In the event of certain positions being overrun, soldiers would bound to their supplemental positions and engage from the prone position.
From all the research I’ve been able to do on the changes to the MTO&E and thinking behind Infantry tactics over the last century, this is where you find the "foxhole-supported" and “prone-unsupported” positions becoming the emphasis in the Army’s Train Fire. Gone were all the battle-focused lanes and 2-week marksmanship packages that actually prepared a rifleman for practical shooting with high round-counts and lots of professional instruction, coaching, and feedback.
Since rifle fire was seen as the last resort in an overall organization perspective (aside from being overrun and using personal defense weapons/bayonets/sidearms), it really covers that 300m-and-in distance. This could be why the bean-counters mandated the "25/300m” zero.
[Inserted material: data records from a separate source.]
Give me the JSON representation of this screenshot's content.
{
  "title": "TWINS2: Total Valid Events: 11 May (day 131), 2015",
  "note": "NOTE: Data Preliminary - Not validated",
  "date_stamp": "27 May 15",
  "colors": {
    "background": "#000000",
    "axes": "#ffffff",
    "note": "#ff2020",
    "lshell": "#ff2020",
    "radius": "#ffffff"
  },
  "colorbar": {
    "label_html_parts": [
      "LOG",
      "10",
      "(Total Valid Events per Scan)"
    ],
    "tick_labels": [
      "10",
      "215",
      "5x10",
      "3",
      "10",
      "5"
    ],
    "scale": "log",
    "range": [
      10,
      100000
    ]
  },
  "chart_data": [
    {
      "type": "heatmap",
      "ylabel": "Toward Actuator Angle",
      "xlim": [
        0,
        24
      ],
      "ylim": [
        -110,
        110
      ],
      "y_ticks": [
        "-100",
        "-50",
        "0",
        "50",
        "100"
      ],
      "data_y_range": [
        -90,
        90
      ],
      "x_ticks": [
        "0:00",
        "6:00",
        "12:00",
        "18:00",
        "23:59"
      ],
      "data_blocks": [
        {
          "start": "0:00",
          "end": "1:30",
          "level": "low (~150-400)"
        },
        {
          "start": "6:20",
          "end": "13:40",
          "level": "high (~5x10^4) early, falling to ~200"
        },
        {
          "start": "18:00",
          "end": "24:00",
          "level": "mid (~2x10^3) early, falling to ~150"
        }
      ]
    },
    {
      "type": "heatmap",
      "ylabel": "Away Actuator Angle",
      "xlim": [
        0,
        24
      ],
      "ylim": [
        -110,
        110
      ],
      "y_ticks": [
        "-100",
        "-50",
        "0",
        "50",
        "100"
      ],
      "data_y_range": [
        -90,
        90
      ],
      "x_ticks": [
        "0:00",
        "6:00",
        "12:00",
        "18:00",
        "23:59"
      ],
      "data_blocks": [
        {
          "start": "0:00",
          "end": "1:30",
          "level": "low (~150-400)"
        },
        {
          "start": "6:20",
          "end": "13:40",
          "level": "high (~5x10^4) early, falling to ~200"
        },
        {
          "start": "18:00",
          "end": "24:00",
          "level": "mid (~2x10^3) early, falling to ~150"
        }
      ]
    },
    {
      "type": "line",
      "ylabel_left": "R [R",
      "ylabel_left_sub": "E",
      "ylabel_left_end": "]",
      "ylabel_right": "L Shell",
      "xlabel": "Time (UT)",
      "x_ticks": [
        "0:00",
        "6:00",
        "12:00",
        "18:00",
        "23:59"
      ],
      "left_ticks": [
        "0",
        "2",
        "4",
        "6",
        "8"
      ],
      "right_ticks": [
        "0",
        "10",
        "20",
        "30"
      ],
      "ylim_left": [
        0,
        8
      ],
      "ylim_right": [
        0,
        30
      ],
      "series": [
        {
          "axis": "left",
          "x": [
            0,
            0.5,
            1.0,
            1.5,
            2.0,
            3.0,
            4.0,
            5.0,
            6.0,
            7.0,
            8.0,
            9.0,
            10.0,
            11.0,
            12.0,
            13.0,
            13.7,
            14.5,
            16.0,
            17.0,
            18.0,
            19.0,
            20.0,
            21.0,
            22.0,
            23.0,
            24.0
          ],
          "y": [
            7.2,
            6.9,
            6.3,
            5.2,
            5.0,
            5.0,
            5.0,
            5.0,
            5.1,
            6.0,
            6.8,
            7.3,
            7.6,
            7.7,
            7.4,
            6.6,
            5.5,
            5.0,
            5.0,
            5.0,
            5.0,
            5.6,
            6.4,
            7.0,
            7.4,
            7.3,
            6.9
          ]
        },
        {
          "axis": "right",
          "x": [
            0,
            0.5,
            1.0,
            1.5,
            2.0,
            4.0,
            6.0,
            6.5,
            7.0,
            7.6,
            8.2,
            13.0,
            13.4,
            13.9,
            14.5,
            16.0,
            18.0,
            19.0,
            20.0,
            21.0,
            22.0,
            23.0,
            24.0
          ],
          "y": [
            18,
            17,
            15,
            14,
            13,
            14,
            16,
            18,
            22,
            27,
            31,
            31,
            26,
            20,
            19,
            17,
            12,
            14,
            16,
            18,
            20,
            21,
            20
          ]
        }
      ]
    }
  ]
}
If someone who has done more research than I have can provide more insight into that, I would be interested.
It does really invalidate the 25m zero from a practical perspective though, considering the types of conflicts we have fought, ever since the nuclear era forced out adversaries to use asymmetric wars, where riflemen go from inconsequential...to critical in effecting the strategy for dealing with a mix of insurgents, surrogates, some uniformed soldiers, and guerrillas. You really need marksmanship more than ever, but the US Army did the opposite and shut down that focus that was there in the Two Great Wars. Some trickled into Korea, but Train Fire really killed it from an organizational perspective, outside of the AMU and a few units.
This new Army Marksmanship training program with the positional shooting, mag changes, and more practical scenarios is a nice start. I’m not sure if they’re doing 2-week marksmanship packages though. Given the current weapons and optics, there is an opportunity to have a much better shooter who has a higher hit probability on select targets in a high civilian-populated environment, with minimal collateral effects.
The 25m and 36yd zeros are not ideal for that. They both increase errant shots that instead of going into the intended target, go somewhere else, including the local populace’s families, vehicles, homes, or friendly personnel. Something to think about that might be relevant here as well, God forbid.